Chez la grande fille et l’adolescente la douleur
aiguë abdominopelvienne très brutale doit faire évoquer en premier lieu une
torsion d’annexe.
H - Pathologies de l’adulte :
– Les perforations d’ulcère.
– Les cholécystites.
– Les pancréatites.
– Les lithiases urinaires.
Toutes ces pathologies peuvent être rencontrées
chez l’enfant, mais elles sont beaucoup plus rares.
Leur fréquence augmente à l’adolescence.
Une fois le diagnostic établi ou suspecté : le
traitement doit être organisé en urgence, mais il existe des degrés
d’urgence différents selon qu’il s’agit d’un mécanisme vasculaire ou
infectieux.
Urgences chirurgicales : quel degré d'urgence ?
A - Urgences immédiates : pathologies à
composante vasculaire
L’ischémie fait classiquement courir un risque de
nécrose tissulaire irréversible au-delà de 6 heures sur des tissus
tels que le testicule, l’ovaire, le rein, l’intestin.
L’hémorragie est longtemps bien tolérée chez
l’enfant, et la décompensation survient souvent de façon brutale et
grave.
Dans ce type d’urgences, on ne saurait trop
insister sur l’intérêt d’un contact direct entre le médecin qui voit
l’enfant le premier et le chirurgien à qui il va l’adresser, afin
d’éviter tout retard au traitement.
1- Hernie inguinale étranglée :
Chez le nourrisson, l’étranglement herniaire
conduit à une compression du pédicule spermatique
dans le canal inguinal, avec ischémie testiculaire.

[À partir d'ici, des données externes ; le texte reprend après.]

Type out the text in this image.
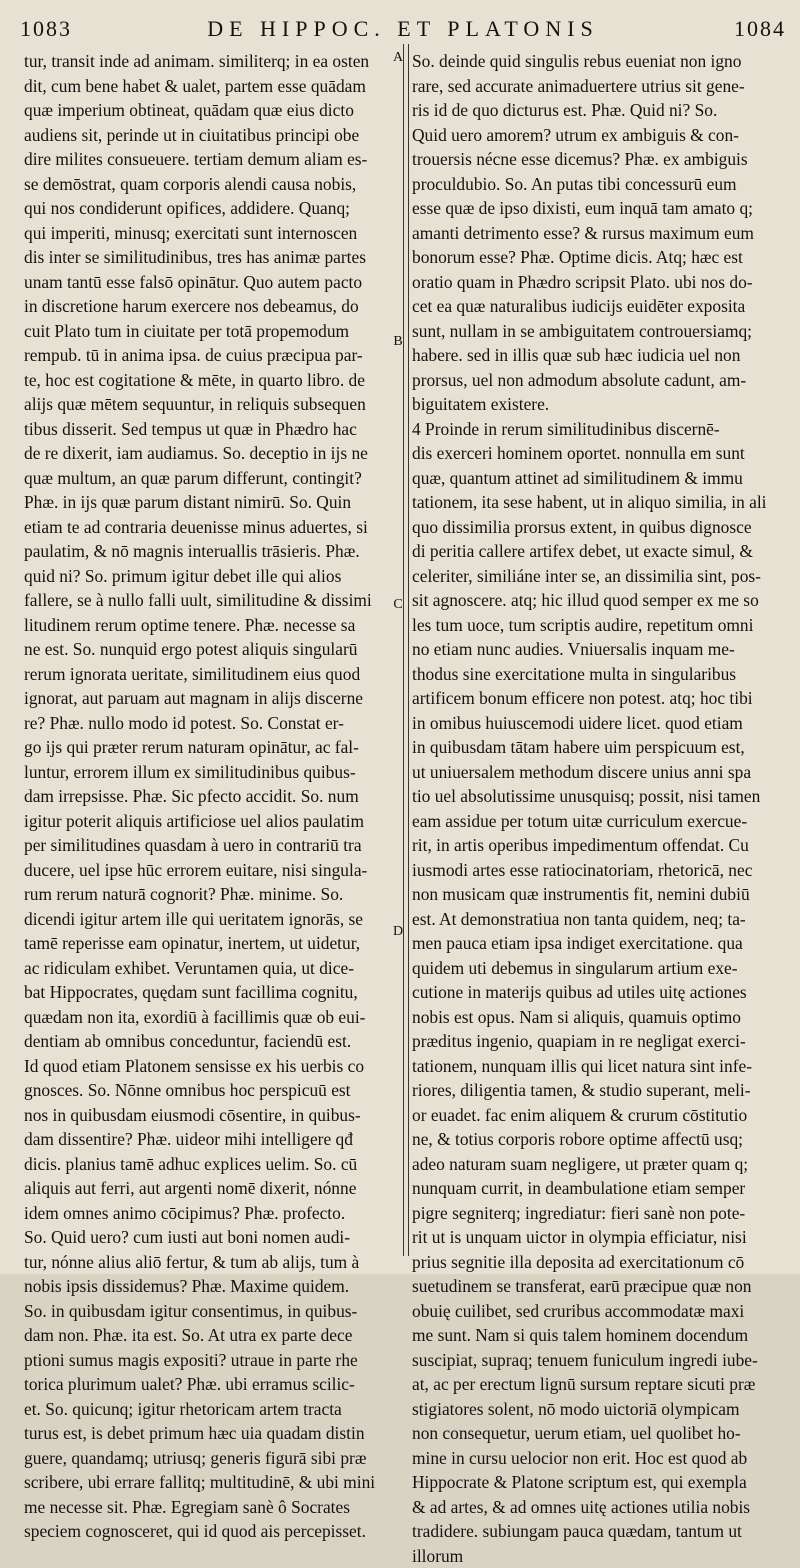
1083	DE HIPPOC. ET PLATONIS	1084
A
B
C
D
tur, transit inde ad animam. similiterq; in ea osten
dit, cum bene habet & ualet, partem esse quādam
quæ imperium obtineat, quādam quæ eius dicto
audiens sit, perinde ut in ciuitatibus principi obe
dire milites consueuere. tertiam demum aliam es-
se demōstrat, quam corporis alendi causa nobis,
qui nos condiderunt opifices, addidere. Quanq;
qui imperiti, minusq; exercitati sunt internoscen
dis inter se similitudinibus, tres has animæ partes
unam tantū esse falsō opinātur. Quo autem pacto
in discretione harum exercere nos debeamus, do
cuit Plato tum in ciuitate per totā propemodum
rempub. tū in anima ipsa. de cuius præcipua par-
te, hoc est cogitatione & mēte, in quarto libro. de
alijs quæ mētem sequuntur, in reliquis subsequen
tibus disserit. Sed tempus ut quæ in Phædro hac
de re dixerit, iam audiamus. So. deceptio in ijs ne
quæ multum, an quæ parum differunt, contingit?
Phæ. in ijs quæ parum distant nimirū. So. Quin
etiam te ad contraria deuenisse minus aduertes, si
paulatim, & nō magnis interuallis trāsieris. Phæ.
quid ni? So. primum igitur debet ille qui alios
fallere, se à nullo falli uult, similitudine & dissimi
litudinem rerum optime tenere. Phæ. necesse sa
ne est. So. nunquid ergo potest aliquis singularū
rerum ignorata ueritate, similitudinem eius quod
ignorat, aut paruam aut magnam in alijs discerne
re? Phæ. nullo modo id potest. So. Constat er-
go ijs qui præter rerum naturam opinātur, ac fal-
luntur, errorem illum ex similitudinibus quibus-
dam irrepsisse. Phæ. Sic pfecto accidit. So. num
igitur poterit aliquis artificiose uel alios paulatim
per similitudines quasdam à uero in contrariū tra
ducere, uel ipse hūc errorem euitare, nisi singula-
rum rerum naturā cognorit? Phæ. minime. So.
dicendi igitur artem ille qui ueritatem ignorās, se
tamē reperisse eam opinatur, inertem, ut uidetur,
ac ridiculam exhibet. Veruntamen quia, ut dice-
bat Hippocrates, quędam sunt facillima cognitu,
quædam non ita, exordiū à facillimis quæ ob eui-
dentiam ab omnibus conceduntur, faciendū est.
Id quod etiam Platonem sensisse ex his uerbis co
gnosces. So. Nōnne omnibus hoc perspicuū est
nos in quibusdam eiusmodi cōsentire, in quibus-
dam dissentire? Phæ. uideor mihi intelligere qđ
dicis. planius tamē adhuc explices uelim. So. cū
aliquis aut ferri, aut argenti nomē dixerit, nónne
idem omnes animo cōcipimus? Phæ. profecto.
So. Quid uero? cum iusti aut boni nomen audi-
tur, nónne alius aliō fertur, & tum ab alijs, tum à
nobis ipsis dissidemus? Phæ. Maxime quidem.
So. in quibusdam igitur consentimus, in quibus-
dam non. Phæ. ita est. So. At utra ex parte dece
ptioni sumus magis expositi? utraue in parte rhe
torica plurimum ualet? Phæ. ubi erramus scilic-
et. So. quicunq; igitur rhetoricam artem tracta
turus est, is debet primum hæc uia quadam distin
guere, quandamq; utriusq; generis figurā sibi præ
scribere, ubi errare fallitq; multitudinē, & ubi mini
me necesse sit. Phæ. Egregiam sanè ô Socrates
speciem cognosceret, qui id quod ais percepisset.
So. deinde quid singulis rebus eueniat non igno
rare, sed accurate animaduertere utrius sit gene-
ris id de quo dicturus est. Phæ. Quid ni? So.
Quid uero amorem? utrum ex ambiguis & con-
trouersis nécne esse dicemus? Phæ. ex ambiguis
proculdubio. So. An putas tibi concessurū eum
esse quæ de ipso dixisti, eum inquā tam amato q;
amanti detrimento esse? & rursus maximum eum
bonorum esse? Phæ. Optime dicis. Atq; hæc est
oratio quam in Phædro scripsit Plato. ubi nos do-
cet ea quæ naturalibus iudicijs euidēter exposita
sunt, nullam in se ambiguitatem controuersiamq;
habere. sed in illis quæ sub hæc iudicia uel non
prorsus, uel non admodum absolute cadunt, am-
biguitatem existere.
4 Proinde in rerum similitudinibus discernē-
dis exerceri hominem oportet. nonnulla em sunt
quæ, quantum attinet ad similitudinem & immu
tationem, ita sese habent, ut in aliquo similia, in ali
quo dissimilia prorsus extent, in quibus dignosce
di peritia callere artifex debet, ut exacte simul, &
celeriter, similiáne inter se, an dissimilia sint, pos-
sit agnoscere. atq; hic illud quod semper ex me so
les tum uoce, tum scriptis audire, repetitum omni
no etiam nunc audies. Vniuersalis inquam me-
thodus sine exercitatione multa in singularibus
artificem bonum efficere non potest. atq; hoc tibi
in omibus huiuscemodi uidere licet. quod etiam
in quibusdam tātam habere uim perspicuum est,
ut uniuersalem methodum discere unius anni spa
tio uel absolutissime unusquisq; possit, nisi tamen
eam assidue per totum uitæ curriculum exercue-
rit, in artis operibus impedimentum offendat. Cu
iusmodi artes esse ratiocinatoriam, rhetoricā, nec
non musicam quæ instrumentis fit, nemini dubiū
est. At demonstratiua non tanta quidem, neq; ta-
men pauca etiam ipsa indiget exercitatione. qua
quidem uti debemus in singularum artium exe-
cutione in materijs quibus ad utiles uitę actiones
nobis est opus. Nam si aliquis, quamuis optimo
præditus ingenio, quapiam in re negligat exerci-
tationem, nunquam illis qui licet natura sint infe-
riores, diligentia tamen, & studio superant, meli-
or euadet. fac enim aliquem & crurum cōstitutio
ne, & totius corporis robore optime affectū usq;
adeo naturam suam negligere, ut præter quam q;
nunquam currit, in deambulatione etiam semper
pigre segniterq; ingrediatur: fieri sanè non pote-
rit ut is unquam uictor in olympia efficiatur, nisi
prius segnitie illa deposita ad exercitationum cō
suetudinem se transferat, earū præcipue quæ non
obuię cuilibet, sed cruribus accommodatæ maxi
me sunt. Nam si quis talem hominem docendum
suscipiat, supraq; tenuem funiculum ingredi iube-
at, ac per erectum lignū sursum reptare sicuti præ
stigiatores solent, nō modo uictoriā olympicam
non consequetur, uerum etiam, uel quolibet ho-
mine in cursu uelocior non erit. Hoc est quod ab
Hippocrate & Platone scriptum est, qui exempla
& ad artes, & ad omnes uitę actiones utilia nobis
tradidere. subiungam pauca quædam, tantum ut
illorum
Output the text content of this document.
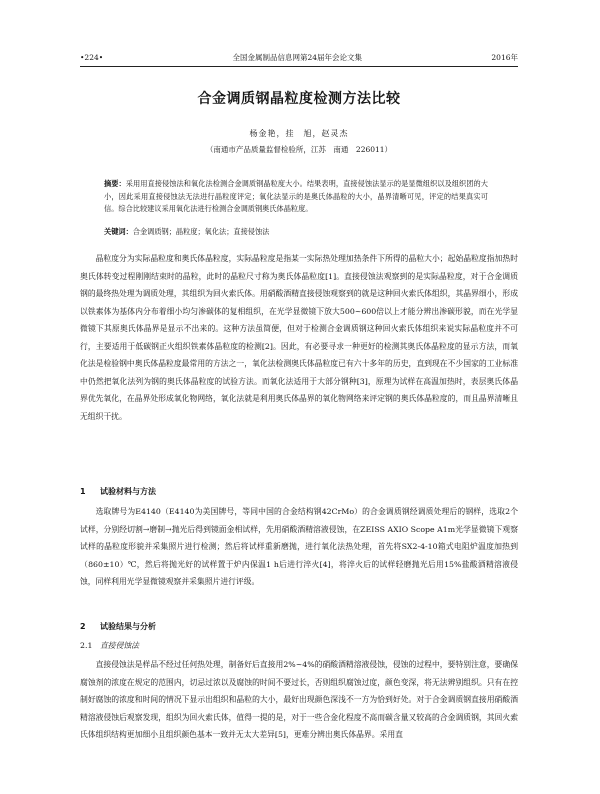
•224•	全国金属制品信息网第24届年会论文集	2016年
合金调质钢晶粒度检测方法比较
杨金艳，挂　旭，赵灵杰
（南通市产品质量监督检验所，江苏　南通　226011）
摘要：采用用直接侵蚀法和氧化法检测合金调质钢晶粒度大小。结果表明，直接侵蚀法显示的是显微组织以及组织团的大小，因此采用直接侵蚀法无法进行晶粒度评定；氧化法显示的是奥氏体晶粒的大小，晶界清晰可见，评定的结果真实可信。综合比较建议采用氧化法进行检测合金调质钢奥氏体晶粒度。
关键词：合金调质钢；晶粒度；氧化法；直接侵蚀法

晶粒度分为实际晶粒度和奥氏体晶粒度，实际晶粒度是指某一实际热处理加热条件下所得的晶粒大小；起始晶粒度指加热时奥氏体转变过程刚刚结束时的晶粒，此时的晶粒尺寸称为奥氏体晶粒度[1]。直接侵蚀法观察到的是实际晶粒度，对于合金调质钢的最终热处理为调质处理，其组织为回火索氏体。用硝酸酒精直接侵蚀观察到的就是这种回火索氏体组织，其晶界细小，形成以铁素体为基体内分布着细小均匀渗碳体的复相组织，在光学显微镜下放大500~600倍以上才能分辨出渗碳形貌，而在光学显微镜下其原奥氏体晶界是显示不出来的。这种方法虽简便，但对于检测合金调质钢这种回火索氏体组织来说实际晶粒度并不可行，主要适用于低碳钢正火组织铁素体晶粒度的检测[2]。因此，有必要寻求一种更好的检测其奥氏体晶粒度的显示方法，而氧化法是检验钢中奥氏体晶粒度最常用的方法之一，氧化法检测奥氏体晶粒度已有六十多年的历史，直到现在不少国家的工业标准中仍然把氧化法列为钢的奥氏体晶粒度的试验方法。而氧化法适用于大部分钢种[3]，原理为试样在高温加热时，表层奥氏体晶界优先氧化，在晶界处形成氧化物网络，氧化法就是利用奥氏体晶界的氧化物网络来评定钢的奥氏体晶粒度的，而且晶界清晰且无组织干扰。

1 试验材料与方法

选取牌号为E4140（E4140为美国牌号，等同中国的合金结构钢42CrMo）的合金调质钢经调质处理后的钢样，选取2个试样，分别经切割→磨制→抛光后得到镜面金相试样，先用硝酸酒精溶液侵蚀，在ZEISS AXIO Scope A1m光学显微镜下观察试样的晶粒度形貌并采集照片进行检测；然后将试样重新磨抛，进行氧化法热处理，首先将SX2-4-10箱式电阻炉温度加热到（860±10）℃，然后将抛光好的试样置于炉内保温1 h后进行淬火[4]，将淬火后的试样轻磨抛光后用15%盐酸酒精溶液侵蚀，同样利用光学显微镜观察并采集照片进行评级。

2 试验结果与分析
2.1 直接侵蚀法

直接侵蚀法是样品不经过任何热处理，制备好后直接用2%~4%的硝酸酒精溶液侵蚀，侵蚀的过程中，要特别注意，要确保腐蚀剂的浓度在规定的范围内，切忌过浓以及腐蚀的时间不要过长，否则组织腐蚀过度，颜色变深，将无法辨别组织。只有在控制好腐蚀的浓度和时间的情况下显示出组织和晶粒的大小，最好出现颜色深浅不一方为恰到好处。对于合金调质钢直接用硝酸酒精溶液侵蚀后观察发现，组织为回火索氏体，值得一提的是，对于一些合金化程度不高而碳含量又较高的合金调质钢，其回火索氏体组织结构更加细小且组织颜色基本一致并无太大差异[5]，更难分辨出奥氏体晶界。采用直
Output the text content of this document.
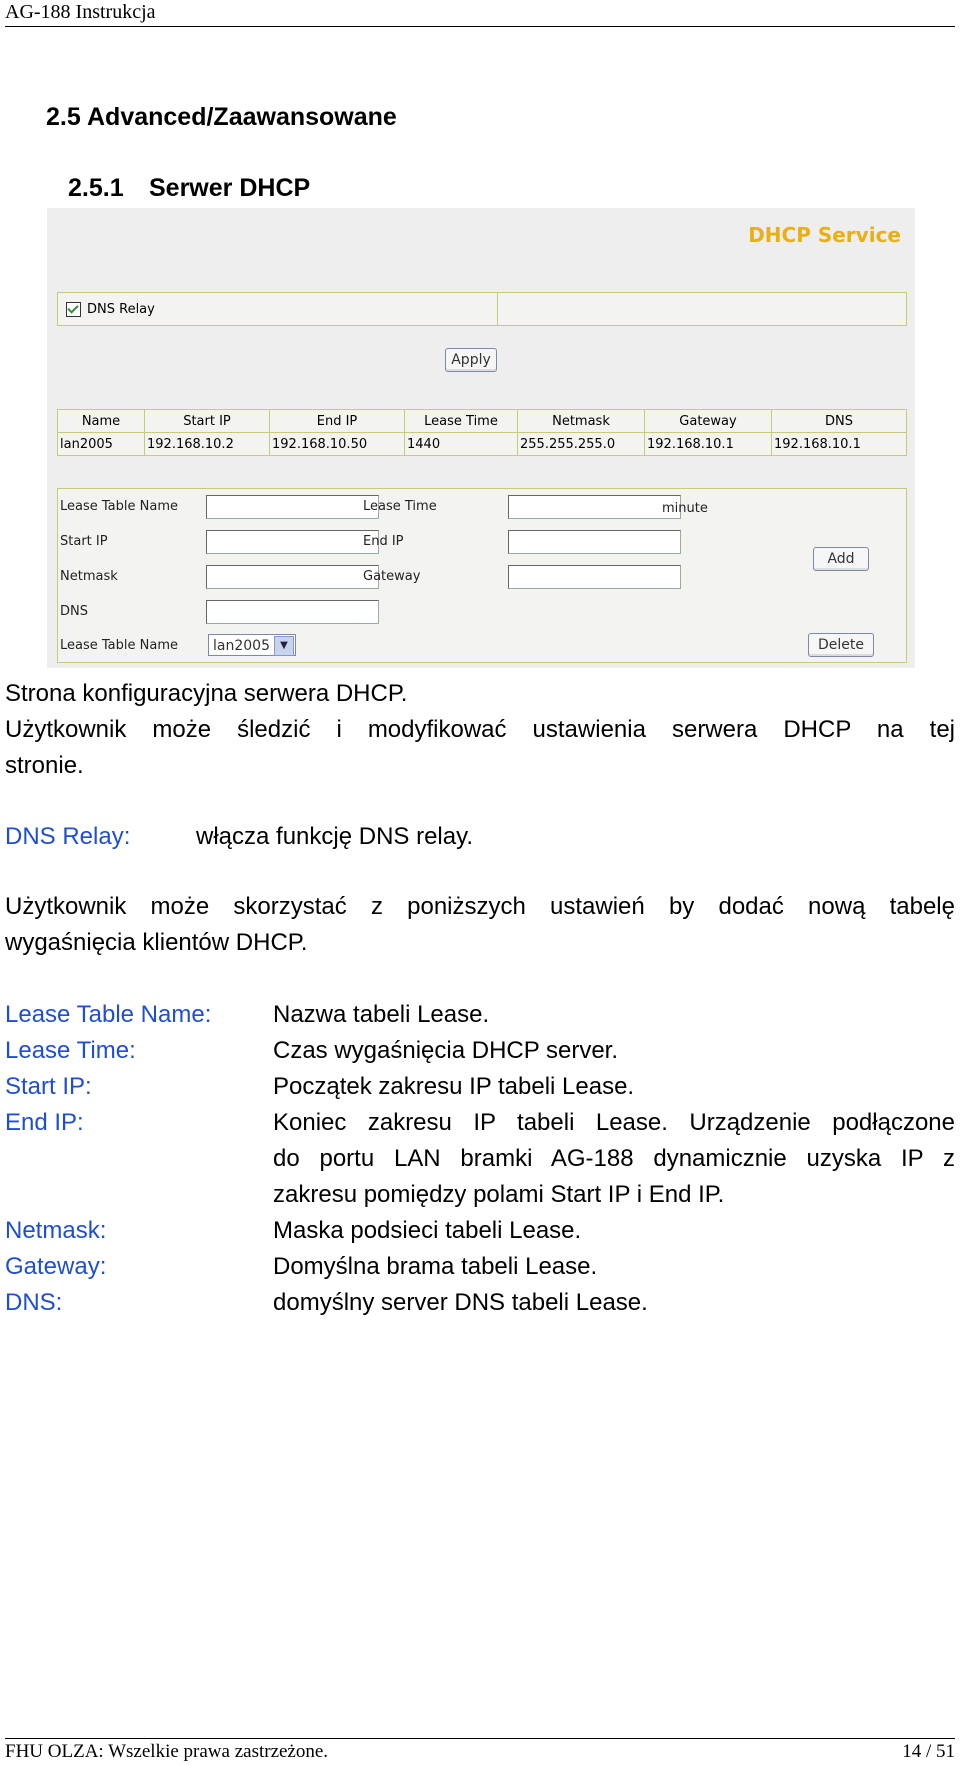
AG-188 Instrukcja
2.5 Advanced/Zaawansowane
2.5.1 Serwer DHCP
DHCP Service
DNS Relay
Apply
Name	Start IP	End IP	Lease Time	Netmask	Gateway	DNS
lan2005	192.168.10.2	192.168.10.50	1440	255.255.255.0	192.168.10.1	192.168.10.1
Lease Table Name	Lease Time	minute
Start IP	End IP
Netmask	Gateway
DNS
Lease Table Name	lan2005	▼
Add
Delete
Strona konfiguracyjna serwera DHCP.
Użytkownik może śledzić i modyfikować ustawienia serwera DHCP na tej
stronie.
DNS Relay:	włącza funkcję DNS relay.
Użytkownik może skorzystać z poniższych ustawień by dodać nową tabelę
wygaśnięcia klientów DHCP.
Lease Table Name:	Nazwa tabeli Lease.
Lease Time:	Czas wygaśnięcia DHCP server.
Start IP:	Początek zakresu IP tabeli Lease.
End IP:	Koniec zakresu IP tabeli Lease. Urządzenie podłączone
do portu LAN bramki AG-188 dynamicznie uzyska IP z
zakresu pomiędzy polami Start IP i End IP.
Netmask:	Maska podsieci tabeli Lease.
Gateway:	Domyślna brama tabeli Lease.
DNS:	domyślny server DNS tabeli Lease.
FHU OLZA: Wszelkie prawa zastrzeżone.	14 / 51
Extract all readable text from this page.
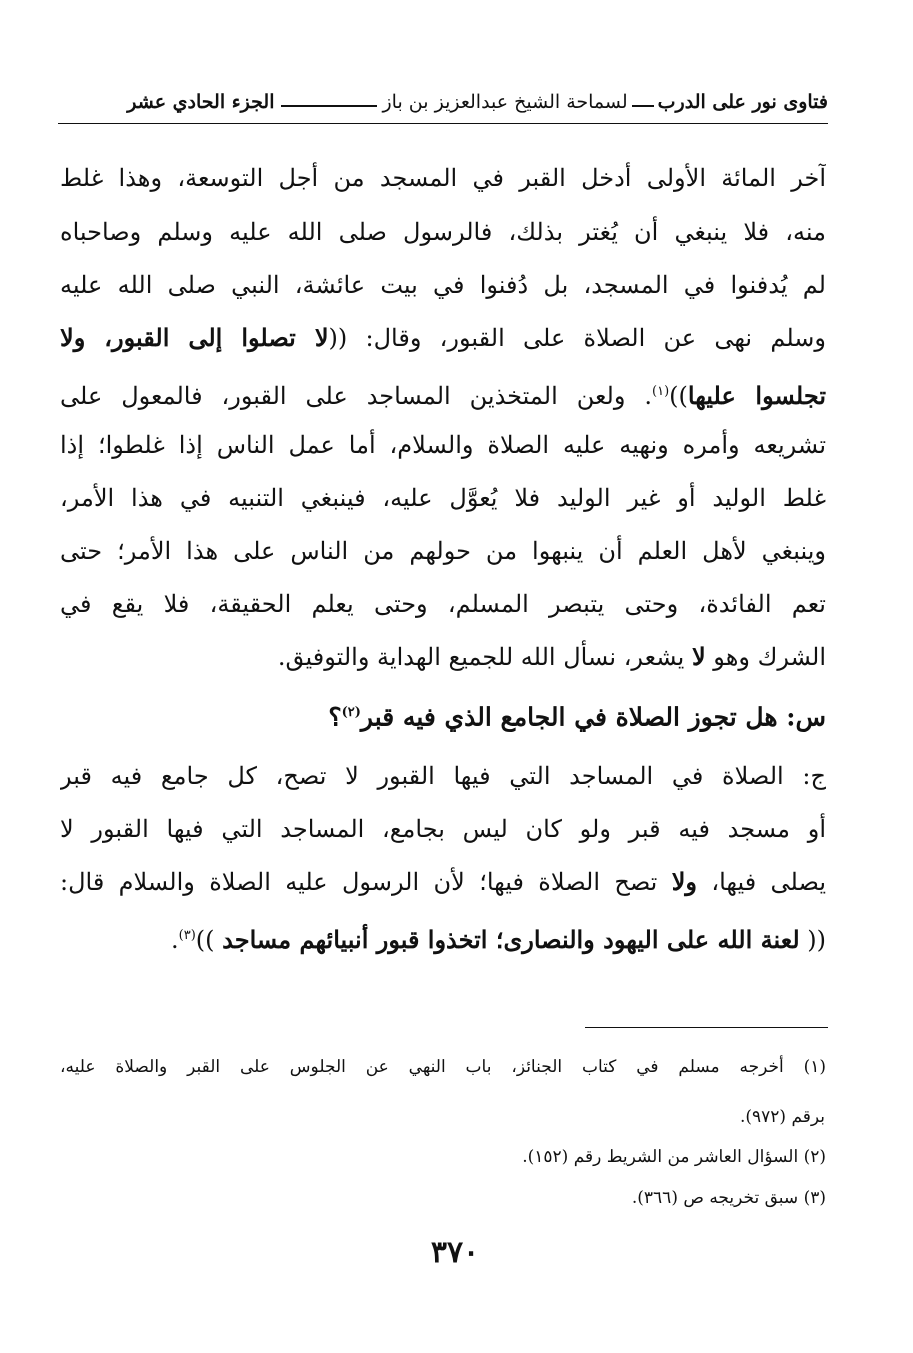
فتاوى نور على الدرب
لسماحة الشيخ عبدالعزيز بن باز
الجزء الحادي عشر
آخر المائة الأولى أدخل القبر في المسجد من أجل التوسعة، وهذا غلط
منه، فلا ينبغي أن يُغتر بذلك، فالرسول صلى الله عليه وسلم وصاحباه
لم يُدفنوا في المسجد، بل دُفنوا في بيت عائشة، النبي صلى الله عليه
وسلم نهى عن الصلاة على القبور، وقال: ((لا تصلوا إلى القبور، ولا
تجلسوا عليها))$^{(١)}$. ولعن المتخذين المساجد على القبور، فالمعول على
تشريعه وأمره ونهيه عليه الصلاة والسلام، أما عمل الناس إذا غلطوا؛ إذا
غلط الوليد أو غير الوليد فلا يُعوَّل عليه، فينبغي التنبيه في هذا الأمر،
وينبغي لأهل العلم أن ينبهوا من حولهم من الناس على هذا الأمر؛ حتى
تعم الفائدة، وحتى يتبصر المسلم، وحتى يعلم الحقيقة، فلا يقع في
الشرك وهو لا يشعر، نسأل الله للجميع الهداية والتوفيق.
س: هل تجوز الصلاة في الجامع الذي فيه قبر$^{(٢)}$؟
ج: الصلاة في المساجد التي فيها القبور لا تصح، كل جامع فيه قبر
أو مسجد فيه قبر ولو كان ليس بجامع، المساجد التي فيها القبور لا
يصلى فيها، ولا تصح الصلاة فيها؛ لأن الرسول عليه الصلاة والسلام قال:
(( لعنة الله على اليهود والنصارى؛ اتخذوا قبور أنبيائهم مساجد ))$^{(٣)}$.
(١) أخرجه مسلم في كتاب الجنائز، باب النهي عن الجلوس على القبر والصلاة عليه،
برقم (٩٧٢).
(٢) السؤال العاشر من الشريط رقم (١٥٢).
(٣) سبق تخريجه ص (٣٦٦).
٣٧٠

L’ischémie intestinale survient à un stade plus tardif.
Il est possible de tenter immédiatement la réduction,
sans forcer, en calmant l’enfant.
Il faut éviter un excès de manipulations responsables d’oedème et
d’hématome du cordon spermatique.
L’enfant doit
être orienté en milieu chirurgical dans les plus brefs
délais : si l’état local et général le permettent, une
réduction par taxis sera tentée après sédation par
diazépam (Valiumt, 0,5 mg/kg intrarectal) ou
midazolam (Hypnovelt, 0,3 mg/kg intrarectal) avec monitorage de la fréquence
cardiaque et de la saturation périphérique en oxygène, en raison du
risque d’apnée.
La sédation s’accompagne d’une myorelaxation
entraînant un relâchement de l’orifice inguinal profond, qui peut
permettre la réduction de la hernie.
En cas de succès, la hernie sera opérée
habituellement 48 heures plus tard, après diminution de l’oedème
local.
En cas d’échec de la réduction sous sédation,
l’enfant est opéré en urgence.
Dans tous les cas, même si la hernie a pu être
réduite sous sédation, il existe un risque d’atrophie testiculaire
secondaire dont doivent être prévenus les parents.
2- Autres hernies étranglées :
Elles sont rares, mais doivent néanmoins être
recherchées en raison du risque d’ischémie intestinale.
La hernie ombilicale s’étrangle rarement, et dans
ce cas, contient habituellement de l’épiploon.
La hernie crurale, une éventration, peuvent aussi
s’étrangler.
3- Invagination intestinale aiguë :
Dans l’invagination, le méso de l’anse invaginée
est comprimé dans le boudin.
Il en résulte une stase
veineuse (à l’origine des rectorragies) puis une
ischémie complète de l’anse invaginée.
À l’inverse de la hernie c’est plus l’anamnèse que
l’examen clinique qui fait le diagnostic. Un
nourrisson avec un comportement anormal, des
épisodes de pleurs intermittents ou d’hypotonie, un
refus du biberon est suspect d’invagination même s’il
n’a pas vomi, n’a pas de sang dans les selles et n’a
pas de boudin palpable.
Un retard au diagnostic va
en compliquer le traitement, méconnaître le
diagnostic peut conduire au décès de l’enfant.
Dans la plupart des équipes, le diagnostic est
fait par échographie, mais le lavement opaque garde
ses indications si la fiabilité de l’échographie est
incertaine et dans les cas de diagnostic douteux.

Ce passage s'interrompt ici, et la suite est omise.